Радикалы совещались вновь, за ленчем. Такой абсурдной галиматьи я в жизни не слышал. Как всегда, верховодил Марти. Здесь важны детали.

— Господа, — начал Марти после того, как мы все поели. Сидели мы в отдельном зале. — Я только что уничтожил результаты важного эксперимента. И ушел в отставку с занимаемой должности. В течение месяца я должен вывезти из кампуса все мои бумаги и документы.

Гробовое молчание.

— На то есть причины. Я собираюсь их изложить.

— Что все это значит, Марти? — раздраженно воскликнул Фредерик. Никто из нас не одобрял театральных жестов.

— Я переправляю деньги налогоплательщиков поближе к нашему рту. Нашему коллективному научному рту. Фредерик, ты поможешь мне все объяснить. Мы все знаем, что Фредерик — один из лучших наших физиков. У него и гранты, и статьи в специализированных журналах. Мне до него не дотянуться. Фредерик, какая теория считается наиболее общепризнанной среди физиков?

— Специальная теория относительности, — без запинки ответил Фредерик.

— А следом за ней?

— Квантовая электродинамика.

— А теперь скажи нам, что такое кошка Шредингера.

Фредерик оглядел сидящих за столом, похоже, ожидая подвоха, потом пожал плечами. Об исходе некоего квантового события, речь идет о микрокосмическом уровне, можно говорить лишь после того, как он зафиксирован наблюдателем. То есть исход не определен, пока не выполнены замеры. А значит, возможны варианты. Шредингер попытался связать квантовые события с событиями на макроуровне. Он предложил посадить кошку в закрытый ящик с устройством, которое может регистрировать распад одного нестабильного атомного ядра. Допустим, вероятность полураспада атомного ядра за определенный промежуток времени равна 0,5. При распаде ядра сработает устройство, молоток разобьет ампулу с цианидом, ядовитый газ попадет в ящик и убьет кошку. Ученый, проводящий эксперимент, может узнать, произошел ли процесс распада ядра или нет, только одним способом: открыв ящик.
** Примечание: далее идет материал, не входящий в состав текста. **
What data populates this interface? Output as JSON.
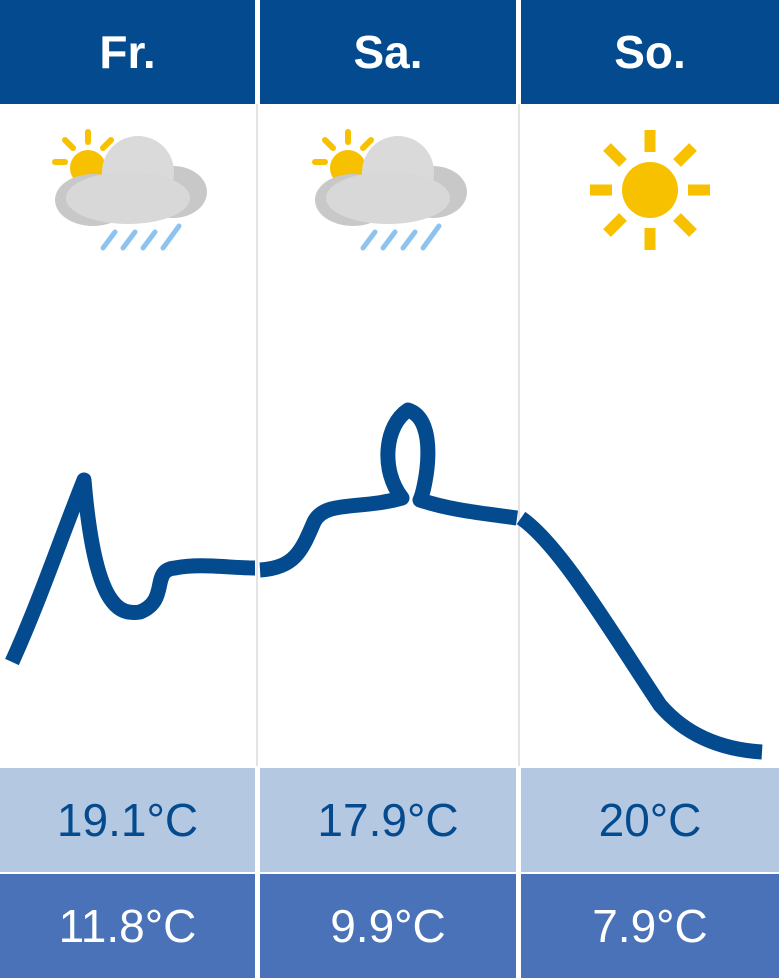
{
  "days": [
    {
      "label": "Fr.",
      "icon": "partly-cloudy-rain-icon",
      "max": "19.1°C",
      "min": "11.8°C"
    },
    {
      "label": "Sa.",
      "icon": "partly-cloudy-rain-icon",
      "max": "17.9°C",
      "min": "9.9°C"
    },
    {
      "label": "So.",
      "icon": "sun-icon",
      "max": "20°C",
      "min": "7.9°C"
    }
  ],
  "colors": {
    "header": "#034a8e",
    "max_row": "#b4c8e2",
    "min_row": "#4a72b8",
    "curve": "#034a8e",
    "sun": "#f7c100",
    "cloud": "#dcdcdc",
    "rain": "#8ec3f0"
  }
}
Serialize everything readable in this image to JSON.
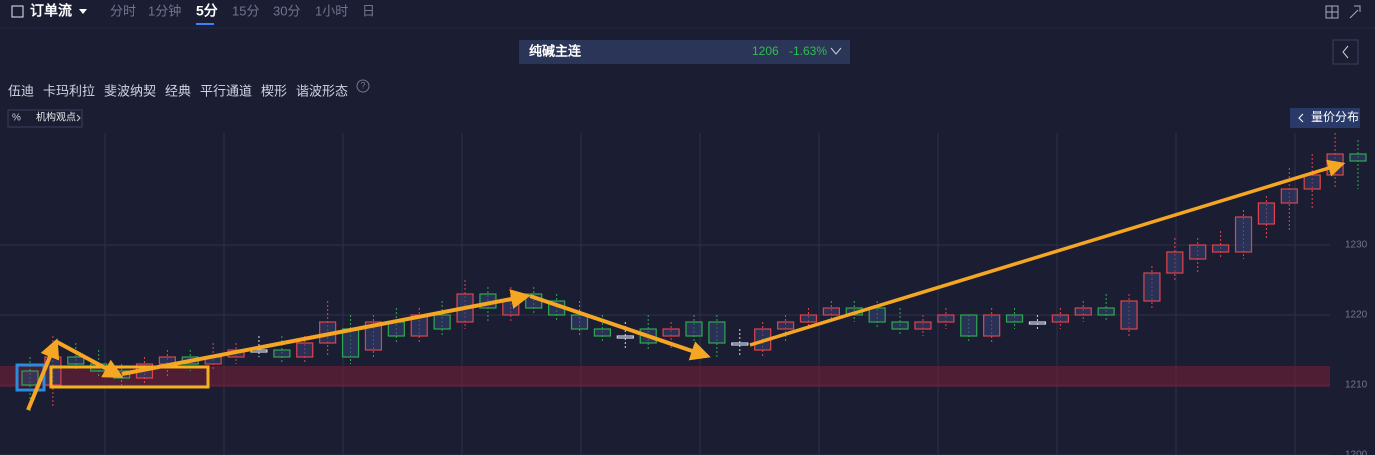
{
  "header": {
    "title": "订单流",
    "intervals": [
      "分时",
      "1分钟",
      "5分",
      "15分",
      "30分",
      "1小时",
      "日"
    ],
    "active_interval_index": 2
  },
  "symbol": {
    "name": "纯碱主连",
    "price": 1206,
    "change": "-1.63%"
  },
  "tools": [
    "伍迪",
    "卡玛利拉",
    "斐波纳契",
    "经典",
    "平行通道",
    "楔形",
    "谐波形态"
  ],
  "badge": "机构观点",
  "side_button": "量价分布",
  "chart_data": {
    "type": "candlestick",
    "ylim": [
      1200,
      1246
    ],
    "yticks": [
      1200,
      1210,
      1220,
      1230
    ],
    "up_color": "#e0444a",
    "down_color": "#2fa84f",
    "flat_color": "#cfd6e6",
    "open": [
      1212,
      1210,
      1214,
      1213,
      1212,
      1211,
      1213,
      1214,
      1213,
      1214,
      1215,
      1215,
      1214,
      1216,
      1218,
      1215,
      1219,
      1217,
      1220,
      1219,
      1223,
      1220,
      1223,
      1222,
      1220,
      1218,
      1217,
      1218,
      1217,
      1219,
      1219,
      1216,
      1215,
      1218,
      1219,
      1220,
      1221,
      1221,
      1219,
      1218,
      1219,
      1220,
      1217,
      1220,
      1219,
      1219,
      1220,
      1221,
      1218,
      1222,
      1226,
      1228,
      1229,
      1229,
      1233,
      1236,
      1238,
      1240,
      1243
    ],
    "high": [
      1214,
      1217,
      1216,
      1215,
      1213,
      1214,
      1215,
      1215,
      1216,
      1216,
      1217,
      1217,
      1217,
      1222,
      1220,
      1220,
      1221,
      1221,
      1222,
      1225,
      1224,
      1224,
      1224,
      1223,
      1222,
      1220,
      1219,
      1220,
      1219,
      1220,
      1220,
      1218,
      1219,
      1220,
      1221,
      1222,
      1222,
      1222,
      1221,
      1220,
      1221,
      1220,
      1221,
      1221,
      1220,
      1221,
      1222,
      1223,
      1223,
      1227,
      1231,
      1231,
      1232,
      1235,
      1237,
      1241,
      1243,
      1246,
      1245
    ],
    "low": [
      1206,
      1207,
      1212,
      1211,
      1210,
      1210,
      1211,
      1212,
      1212,
      1213,
      1214,
      1213,
      1213,
      1214,
      1213,
      1214,
      1216,
      1216,
      1217,
      1218,
      1219,
      1219,
      1220,
      1219,
      1217,
      1216,
      1215,
      1215,
      1215,
      1216,
      1214,
      1214,
      1214,
      1216,
      1218,
      1219,
      1219,
      1218,
      1217,
      1217,
      1218,
      1216,
      1216,
      1218,
      1218,
      1218,
      1219,
      1219,
      1217,
      1221,
      1225,
      1226,
      1228,
      1228,
      1231,
      1232,
      1235,
      1238,
      1238
    ],
    "close": [
      1210,
      1214,
      1213,
      1212,
      1211,
      1213,
      1214,
      1213,
      1214,
      1215,
      1215,
      1214,
      1216,
      1219,
      1214,
      1219,
      1217,
      1220,
      1218,
      1223,
      1221,
      1222,
      1221,
      1220,
      1218,
      1217,
      1217,
      1216,
      1218,
      1217,
      1216,
      1216,
      1218,
      1219,
      1220,
      1221,
      1220,
      1219,
      1218,
      1219,
      1220,
      1217,
      1220,
      1219,
      1219,
      1220,
      1221,
      1220,
      1222,
      1226,
      1229,
      1230,
      1230,
      1234,
      1236,
      1238,
      1240,
      1243,
      1242
    ]
  }
}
Поскольку окончательное состояние нестабильного атомного ядра невозможно определить без замеров, а замер в данном случае — открытие ящика с последующим определением, жива кошка или мертва, Шредингер предположил, что кошка может зависнуть в неопределенности, не живая и не мертвая, а где-то посередине. И судьба ее останется невыясненной, пока квалифицированный наблюдатель не откроет ящик.

— Не пояснишь ли теперь, как и о чем могут сказать результаты этого мысленного эксперимента? — Марти в этот момент сам напоминал кошку, ту самую, которая только что слопала канарейку.

— Если исключить вариант, когда кошка — квалифицированный наблюдатель, то до открытия ящика нет никакой возможности определить, жива кошка или мертва.

— Как же так? — спросил Фош, социолог. — Я хочу сказать, совершенно очевидно, что кошка может быть или живой, или мертвой.

— Вроде бы вы и правы, — Фредерик оживился. — Но мы связали квантовое событие с макрообъектом, а квантовые события — штука хитрая. Накопленный экспериментальный опыт показывает, что квантовые события не определены до момента регистрации и на самом деле они неустойчивы, взаимодействуют между собой, при этом возможно несколько исходов, пока физик не переводит это взаимодействие в финальную стадию посредством наблюдения за событиями. И измерением того, что он зафиксировал.

— Получается, что в физических экспериментах разум приобретает огромную важность?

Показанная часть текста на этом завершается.